Mike Callagy, a retired civil engineer who worked on community development projects in California, joined their discussion.
And, they decided to invite townspeople and community leaders for open forums – community development summits.
The first was held on Wednesday, Jan. 7, with Dave Nonnemacher and Michael Andres of Northwestern College presenting the theology of community development. The following week, a group of 40 did some brainstorming and list making. “What does our community need?”
The final two sessions will be critical, said Callagy…thinking of ways to implement the ideas.
Nelson, associate pastor at Trinity, is interested in helping all people of the community succeed, including the people in the “margins.” Do systems and organizations here provide opportunities for everyone to excel? He asked.
You’ve heard the saying; “Give a man a fish. He’ll eat for a day,” said Nelson. “Teach a man to fish. He will eat for a lifetime.”
“But, the big question is, who owns the pond? That is a statement by John Perkins about community development, and it needs to be asked,” said Nelson. “Are those who own ‘the pond’ willing to help others so they can succeed as well? If we profess our faith in Jesus Christ, we are called to be reconcilers, restorers and healers actively participating in God’s redemptive work.”
Nelson wonders if there is a way that non-profits and churches could work together more extensively.
When he brainstorms, thinking of local businesses that are for sale, he wonders if someone could purchase a business and continue to run it as a for-profit endeavor, but offer a few jobs for women at The Bridge?
He thinks the notion of businesses and non-profits working together is an idea with potential, but maybe there are other creative ideas out there. He also believes that community leaders and organizations would benefit from this type of collaboration.
There are many innovators in the community who could bring about needed change that would bless many, added Nelson. “Are they being asked for their input?”
“Quality of place”
Mike and Pat Callagy spent 30-plus years in south-central California, doing land development, civil engineering, and project development. Their city, Bakersfield, is 110 miles north of Los Angeles, an agricultural and oil-rich region.
When they moved here, they left kids in California, but joined others in Orange City; their daughter is Laurie Furlong, a professor at Northwestern.
Nelson approached Mike Callagy recently. “You’re not from here,” he said. “What does this community need?”
Another retirement community – that’s one of Callagy’s ideas. Pat’s mother is on the five to seven-year waiting list for Landsmeer, a long wait.
And how about housing for the many who work here, but don’t live here?

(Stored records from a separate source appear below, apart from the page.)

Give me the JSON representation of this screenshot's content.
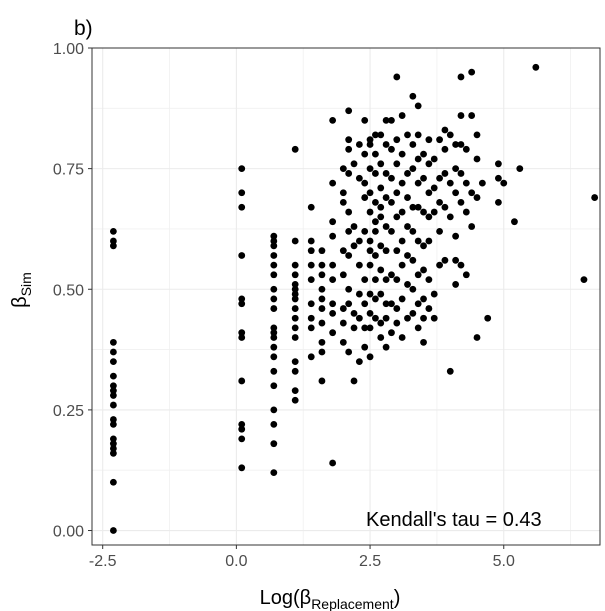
{
  "chart_data": {
    "type": "scatter",
    "panel_label": "b)",
    "xlabel_base": "Log(β",
    "xlabel_sub": "Replacement",
    "xlabel_end": ")",
    "ylabel_base": "β",
    "ylabel_sub": "Sim",
    "annotation": "Kendall's tau = 0.43",
    "xlim": [
      -2.7,
      6.8
    ],
    "ylim": [
      -0.03,
      1.0
    ],
    "x_ticks": [
      -2.5,
      0.0,
      2.5,
      5.0
    ],
    "x_tick_labels": [
      "-2.5",
      "0.0",
      "2.5",
      "5.0"
    ],
    "y_ticks": [
      0.0,
      0.25,
      0.5,
      0.75,
      1.0
    ],
    "y_tick_labels": [
      "0.00",
      "0.25",
      "0.50",
      "0.75",
      "1.00"
    ],
    "grid": true,
    "point_color": "#000000",
    "points": [
      [
        -2.3,
        0.62
      ],
      [
        -2.3,
        0.6
      ],
      [
        -2.3,
        0.59
      ],
      [
        -2.3,
        0.39
      ],
      [
        -2.3,
        0.37
      ],
      [
        -2.3,
        0.35
      ],
      [
        -2.3,
        0.32
      ],
      [
        -2.3,
        0.3
      ],
      [
        -2.3,
        0.29
      ],
      [
        -2.3,
        0.28
      ],
      [
        -2.3,
        0.26
      ],
      [
        -2.3,
        0.23
      ],
      [
        -2.3,
        0.22
      ],
      [
        -2.3,
        0.19
      ],
      [
        -2.3,
        0.18
      ],
      [
        -2.3,
        0.17
      ],
      [
        -2.3,
        0.16
      ],
      [
        -2.3,
        0.1
      ],
      [
        -2.3,
        0.0
      ],
      [
        0.1,
        0.75
      ],
      [
        0.1,
        0.7
      ],
      [
        0.1,
        0.67
      ],
      [
        0.1,
        0.57
      ],
      [
        0.1,
        0.48
      ],
      [
        0.1,
        0.47
      ],
      [
        0.1,
        0.41
      ],
      [
        0.1,
        0.4
      ],
      [
        0.1,
        0.31
      ],
      [
        0.1,
        0.22
      ],
      [
        0.1,
        0.21
      ],
      [
        0.1,
        0.19
      ],
      [
        0.1,
        0.13
      ],
      [
        0.7,
        0.61
      ],
      [
        0.7,
        0.6
      ],
      [
        0.7,
        0.59
      ],
      [
        0.7,
        0.57
      ],
      [
        0.7,
        0.55
      ],
      [
        0.7,
        0.53
      ],
      [
        0.7,
        0.5
      ],
      [
        0.7,
        0.48
      ],
      [
        0.7,
        0.46
      ],
      [
        0.7,
        0.42
      ],
      [
        0.7,
        0.41
      ],
      [
        0.7,
        0.4
      ],
      [
        0.7,
        0.38
      ],
      [
        0.7,
        0.36
      ],
      [
        0.7,
        0.33
      ],
      [
        0.7,
        0.3
      ],
      [
        0.7,
        0.25
      ],
      [
        0.7,
        0.22
      ],
      [
        0.7,
        0.18
      ],
      [
        0.7,
        0.12
      ],
      [
        1.1,
        0.79
      ],
      [
        1.1,
        0.6
      ],
      [
        1.1,
        0.55
      ],
      [
        1.1,
        0.53
      ],
      [
        1.1,
        0.51
      ],
      [
        1.1,
        0.5
      ],
      [
        1.1,
        0.49
      ],
      [
        1.1,
        0.48
      ],
      [
        1.1,
        0.46
      ],
      [
        1.1,
        0.44
      ],
      [
        1.1,
        0.42
      ],
      [
        1.1,
        0.4
      ],
      [
        1.1,
        0.35
      ],
      [
        1.1,
        0.33
      ],
      [
        1.1,
        0.29
      ],
      [
        1.1,
        0.27
      ],
      [
        1.4,
        0.67
      ],
      [
        1.4,
        0.6
      ],
      [
        1.4,
        0.58
      ],
      [
        1.4,
        0.55
      ],
      [
        1.4,
        0.52
      ],
      [
        1.4,
        0.47
      ],
      [
        1.4,
        0.44
      ],
      [
        1.4,
        0.42
      ],
      [
        1.4,
        0.36
      ],
      [
        1.6,
        0.58
      ],
      [
        1.6,
        0.55
      ],
      [
        1.6,
        0.53
      ],
      [
        1.6,
        0.5
      ],
      [
        1.6,
        0.48
      ],
      [
        1.6,
        0.46
      ],
      [
        1.6,
        0.43
      ],
      [
        1.6,
        0.39
      ],
      [
        1.6,
        0.37
      ],
      [
        1.6,
        0.31
      ],
      [
        1.8,
        0.85
      ],
      [
        1.8,
        0.72
      ],
      [
        1.8,
        0.64
      ],
      [
        1.8,
        0.61
      ],
      [
        1.8,
        0.55
      ],
      [
        1.8,
        0.52
      ],
      [
        1.8,
        0.47
      ],
      [
        1.8,
        0.45
      ],
      [
        1.8,
        0.41
      ],
      [
        1.8,
        0.14
      ],
      [
        2.0,
        0.75
      ],
      [
        2.0,
        0.7
      ],
      [
        2.0,
        0.68
      ],
      [
        2.0,
        0.58
      ],
      [
        2.0,
        0.53
      ],
      [
        2.0,
        0.46
      ],
      [
        2.0,
        0.43
      ],
      [
        2.0,
        0.39
      ],
      [
        2.1,
        0.87
      ],
      [
        2.1,
        0.81
      ],
      [
        2.1,
        0.79
      ],
      [
        2.1,
        0.74
      ],
      [
        2.1,
        0.66
      ],
      [
        2.1,
        0.62
      ],
      [
        2.1,
        0.57
      ],
      [
        2.1,
        0.5
      ],
      [
        2.1,
        0.47
      ],
      [
        2.1,
        0.37
      ],
      [
        2.2,
        0.76
      ],
      [
        2.2,
        0.63
      ],
      [
        2.2,
        0.59
      ],
      [
        2.2,
        0.45
      ],
      [
        2.2,
        0.42
      ],
      [
        2.2,
        0.31
      ],
      [
        2.3,
        0.8
      ],
      [
        2.3,
        0.73
      ],
      [
        2.3,
        0.6
      ],
      [
        2.3,
        0.55
      ],
      [
        2.3,
        0.49
      ],
      [
        2.3,
        0.44
      ],
      [
        2.3,
        0.35
      ],
      [
        2.4,
        0.85
      ],
      [
        2.4,
        0.78
      ],
      [
        2.4,
        0.72
      ],
      [
        2.4,
        0.69
      ],
      [
        2.4,
        0.62
      ],
      [
        2.4,
        0.52
      ],
      [
        2.4,
        0.47
      ],
      [
        2.4,
        0.42
      ],
      [
        2.4,
        0.38
      ],
      [
        2.5,
        0.81
      ],
      [
        2.5,
        0.8
      ],
      [
        2.5,
        0.75
      ],
      [
        2.5,
        0.7
      ],
      [
        2.5,
        0.66
      ],
      [
        2.5,
        0.6
      ],
      [
        2.5,
        0.58
      ],
      [
        2.5,
        0.55
      ],
      [
        2.5,
        0.49
      ],
      [
        2.5,
        0.45
      ],
      [
        2.5,
        0.42
      ],
      [
        2.5,
        0.36
      ],
      [
        2.6,
        0.82
      ],
      [
        2.6,
        0.78
      ],
      [
        2.6,
        0.74
      ],
      [
        2.6,
        0.68
      ],
      [
        2.6,
        0.64
      ],
      [
        2.6,
        0.62
      ],
      [
        2.6,
        0.57
      ],
      [
        2.6,
        0.52
      ],
      [
        2.6,
        0.48
      ],
      [
        2.6,
        0.44
      ],
      [
        2.7,
        0.82
      ],
      [
        2.7,
        0.76
      ],
      [
        2.7,
        0.71
      ],
      [
        2.7,
        0.67
      ],
      [
        2.7,
        0.65
      ],
      [
        2.7,
        0.59
      ],
      [
        2.7,
        0.54
      ],
      [
        2.7,
        0.49
      ],
      [
        2.7,
        0.43
      ],
      [
        2.7,
        0.4
      ],
      [
        2.8,
        0.85
      ],
      [
        2.8,
        0.8
      ],
      [
        2.8,
        0.74
      ],
      [
        2.8,
        0.69
      ],
      [
        2.8,
        0.63
      ],
      [
        2.8,
        0.58
      ],
      [
        2.8,
        0.52
      ],
      [
        2.8,
        0.47
      ],
      [
        2.8,
        0.44
      ],
      [
        2.8,
        0.38
      ],
      [
        2.9,
        0.85
      ],
      [
        2.9,
        0.79
      ],
      [
        2.9,
        0.73
      ],
      [
        2.9,
        0.68
      ],
      [
        2.9,
        0.62
      ],
      [
        2.9,
        0.53
      ],
      [
        2.9,
        0.47
      ],
      [
        2.9,
        0.41
      ],
      [
        3.0,
        0.94
      ],
      [
        3.0,
        0.81
      ],
      [
        3.0,
        0.76
      ],
      [
        3.0,
        0.7
      ],
      [
        3.0,
        0.65
      ],
      [
        3.0,
        0.58
      ],
      [
        3.0,
        0.52
      ],
      [
        3.0,
        0.46
      ],
      [
        3.0,
        0.43
      ],
      [
        3.1,
        0.86
      ],
      [
        3.1,
        0.78
      ],
      [
        3.1,
        0.72
      ],
      [
        3.1,
        0.66
      ],
      [
        3.1,
        0.6
      ],
      [
        3.1,
        0.55
      ],
      [
        3.1,
        0.48
      ],
      [
        3.1,
        0.4
      ],
      [
        3.2,
        0.82
      ],
      [
        3.2,
        0.74
      ],
      [
        3.2,
        0.69
      ],
      [
        3.2,
        0.63
      ],
      [
        3.2,
        0.57
      ],
      [
        3.2,
        0.51
      ],
      [
        3.2,
        0.44
      ],
      [
        3.3,
        0.9
      ],
      [
        3.3,
        0.8
      ],
      [
        3.3,
        0.75
      ],
      [
        3.3,
        0.67
      ],
      [
        3.3,
        0.62
      ],
      [
        3.3,
        0.56
      ],
      [
        3.3,
        0.5
      ],
      [
        3.3,
        0.45
      ],
      [
        3.4,
        0.88
      ],
      [
        3.4,
        0.82
      ],
      [
        3.4,
        0.77
      ],
      [
        3.4,
        0.72
      ],
      [
        3.4,
        0.67
      ],
      [
        3.4,
        0.6
      ],
      [
        3.4,
        0.53
      ],
      [
        3.4,
        0.47
      ],
      [
        3.4,
        0.42
      ],
      [
        3.5,
        0.78
      ],
      [
        3.5,
        0.73
      ],
      [
        3.5,
        0.66
      ],
      [
        3.5,
        0.59
      ],
      [
        3.5,
        0.54
      ],
      [
        3.5,
        0.48
      ],
      [
        3.5,
        0.44
      ],
      [
        3.5,
        0.39
      ],
      [
        3.6,
        0.81
      ],
      [
        3.6,
        0.76
      ],
      [
        3.6,
        0.7
      ],
      [
        3.6,
        0.65
      ],
      [
        3.6,
        0.6
      ],
      [
        3.6,
        0.52
      ],
      [
        3.6,
        0.46
      ],
      [
        3.7,
        0.77
      ],
      [
        3.7,
        0.71
      ],
      [
        3.7,
        0.66
      ],
      [
        3.7,
        0.49
      ],
      [
        3.7,
        0.44
      ],
      [
        3.8,
        0.81
      ],
      [
        3.8,
        0.73
      ],
      [
        3.8,
        0.68
      ],
      [
        3.8,
        0.62
      ],
      [
        3.8,
        0.55
      ],
      [
        3.9,
        0.83
      ],
      [
        3.9,
        0.79
      ],
      [
        3.9,
        0.74
      ],
      [
        3.9,
        0.67
      ],
      [
        3.9,
        0.56
      ],
      [
        4.0,
        0.82
      ],
      [
        4.0,
        0.72
      ],
      [
        4.0,
        0.65
      ],
      [
        4.0,
        0.33
      ],
      [
        4.1,
        0.8
      ],
      [
        4.1,
        0.75
      ],
      [
        4.1,
        0.7
      ],
      [
        4.1,
        0.61
      ],
      [
        4.1,
        0.56
      ],
      [
        4.1,
        0.51
      ],
      [
        4.2,
        0.94
      ],
      [
        4.2,
        0.86
      ],
      [
        4.2,
        0.8
      ],
      [
        4.2,
        0.74
      ],
      [
        4.2,
        0.68
      ],
      [
        4.2,
        0.55
      ],
      [
        4.3,
        0.79
      ],
      [
        4.3,
        0.72
      ],
      [
        4.3,
        0.66
      ],
      [
        4.3,
        0.53
      ],
      [
        4.4,
        0.95
      ],
      [
        4.4,
        0.86
      ],
      [
        4.4,
        0.7
      ],
      [
        4.4,
        0.63
      ],
      [
        4.5,
        0.82
      ],
      [
        4.5,
        0.77
      ],
      [
        4.5,
        0.69
      ],
      [
        4.5,
        0.4
      ],
      [
        4.6,
        0.72
      ],
      [
        4.7,
        0.44
      ],
      [
        4.9,
        0.76
      ],
      [
        4.9,
        0.73
      ],
      [
        4.9,
        0.68
      ],
      [
        5.0,
        0.72
      ],
      [
        5.2,
        0.64
      ],
      [
        5.3,
        0.75
      ],
      [
        5.6,
        0.96
      ],
      [
        6.5,
        0.52
      ],
      [
        6.7,
        0.69
      ]
    ]
  }
}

Another of Callagy’s hopes is that Orange City will put in place necessary zoning to prevent leapfrog development, to protect the downtown flavor of the town.
Yes, a mall on Hwy. 10 might be good for the area, he said, as long as it doesn’t starve downtown.
Bakersfield is much larger than Orange City, but it’s an agricultural town, so it resembles this place. A redevelopment project was suggested for the Bakersfield downtown region…a down town mall to encompass the already-thriving businesses there. But those businessmen told the developer to “go away.” They were doing just fine.
A few years later, the developer built an enormous mall just outside of town, triple the size of the mall in Sioux City, said Callagy. And downtown suffered.
It took 35 years and huge amounts of work and resources to restore the Bakersfield downtown region.
It’s easier to protect first, Callagy said.
Mike Hofman, Chamber of Commerce director in Orange City, believes that good ideas will be gleaned from the Wednesday morning meetings. It’s great that people want to be involved in the process, he said.
His term is “quality of place.” It’s bigger than “quality of life” – more encompassing – and includes “the whole place as a benefit for everyone,” he said.
“Why is this a good place to be? What can we do for others?” Hoffman asked.
“We may be biting off more than we can chew, in these community summit meetings,” said Nelson, “because community development covers so many areas. But, I am very interested in seeing what may happen. Great innovations, businesses, and ministries are all created through someone’s inspired idea.”
Callagy hopes that the last two meetings are productive, and that some of the linchpins of the communithy will back a few projects. Crucial, also, is involvement of the Chamger, city and county, and the city of Alton.
Key components will be identified, then prioritized. “If one or two ideas are implemented in 2009, and one or two started,” Callagy said, that would be a framework. It would be a sign of progress, and momentum would build. There’s potential for a lot of good to result, said.
“Implementation is critical,” Callagy said. “This is where community development usually falters.”